Liberty Latin America Ltd. and América Móvil S.A.B. de C.V. announced an agreement to combine their respective Chilean operations, VTR and Claro Chile, to form a 50:50 joint venture. The proposed transaction combines the complementary operations of VTR, a leading provider of high-speed consumer fixed products, such as broadband and Pay TV services, where it connects close to 3 million subscribers nationwide, and Claro Chile, one of Chile's leading telecommunications service providers with over 6.5 million mobile customers, to create a business with greater scale, product diversification, and a capital structure that will enable significant investment for fixed fiber footprint expansion and to be at the forefront of 5G mobile delivery. By 2025, the JV anticipates passing 6 million homes through its fixed network and the majority will have access to FTTH infrastructure.

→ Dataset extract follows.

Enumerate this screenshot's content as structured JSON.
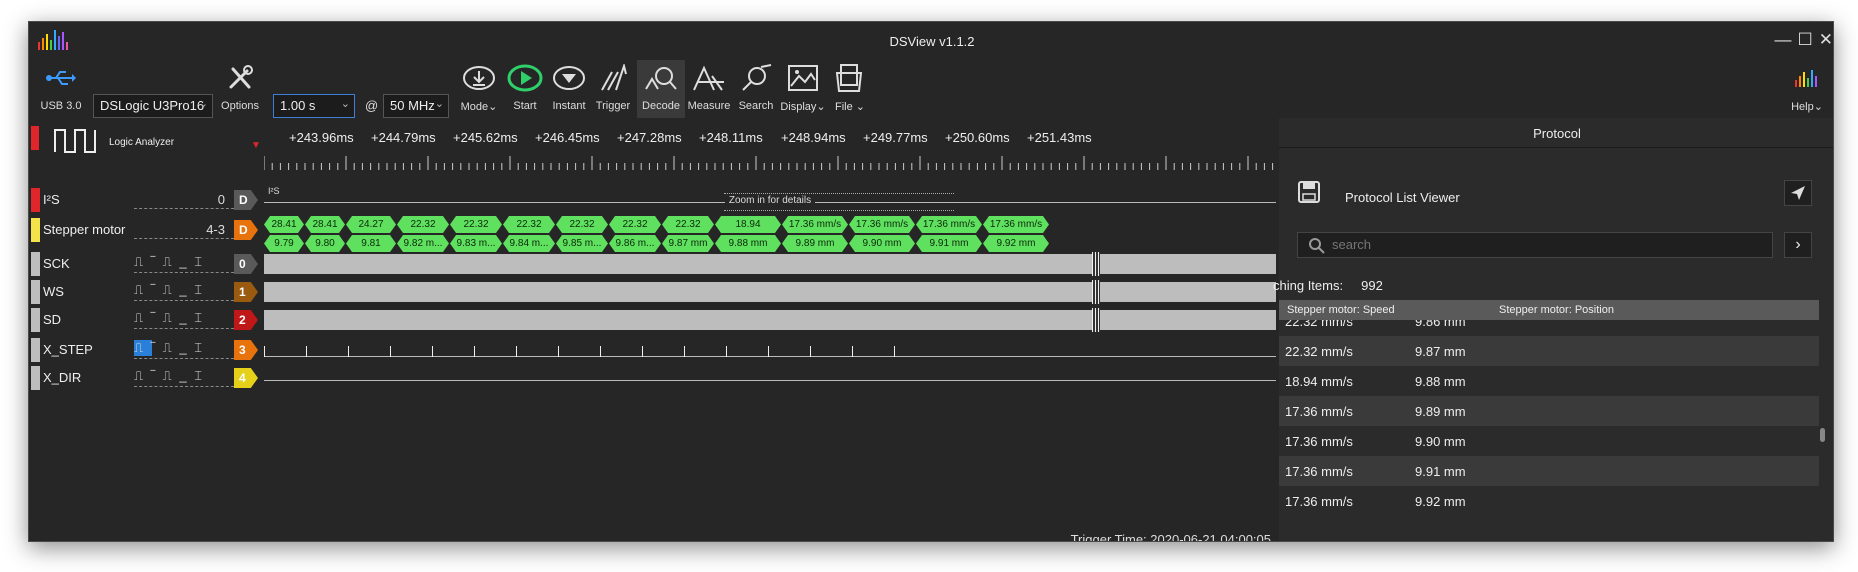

The parties expect the JV will generate significant operating benefits and associated value creation, with estimated run-rate synergies of over $180 million, 80% of which are expected to be achieved within three years post completion. Most of these benefits relate to cost savings, driven by network and operating efficiencies resulting from the combination. In addition, parties expect the JV to develop additional revenue streams through cross-selling opportunities and scale.

LLA and AMX bring significant experience in the integration and execution of identified synergies in the context of in-country consolidations and convergence transactions in the region. Each of LLA and AMX made a commitment to contribute businesses with net debt of CLP 1,095 billion ($1.5 billion) and CLP 259 billion, respectively. In addition, LLA will make a balancing payment to AMX of CLP 73 billion.

Neither LLA nor AMX will consolidate the JV after the closing. The formation of the JV will not result in a change of control event for existing debtholders of VTR. The JV, as a whole, through organic growth and synergy realization will target a long-term net leverage ratio of 2.8x to 3.5x EBITDA.

Executive leadership of the JV will be agreed prior to the closing. The board will consist of eight persons, with four representatives from each of LLA and AMX. The role of Chairperson will rotate between the shareholders.

Certain actions of the JV will be subject to the consent of both parties. The transaction excludes all telecommunication towers owned indirectly by AMX in Chile. Completion of the transaction is subject to certain customary closing conditions, including regulatory approvals, and is expected to close in the second half of 2022.

The transaction is not subject to LLA or AMX shareholder approvals.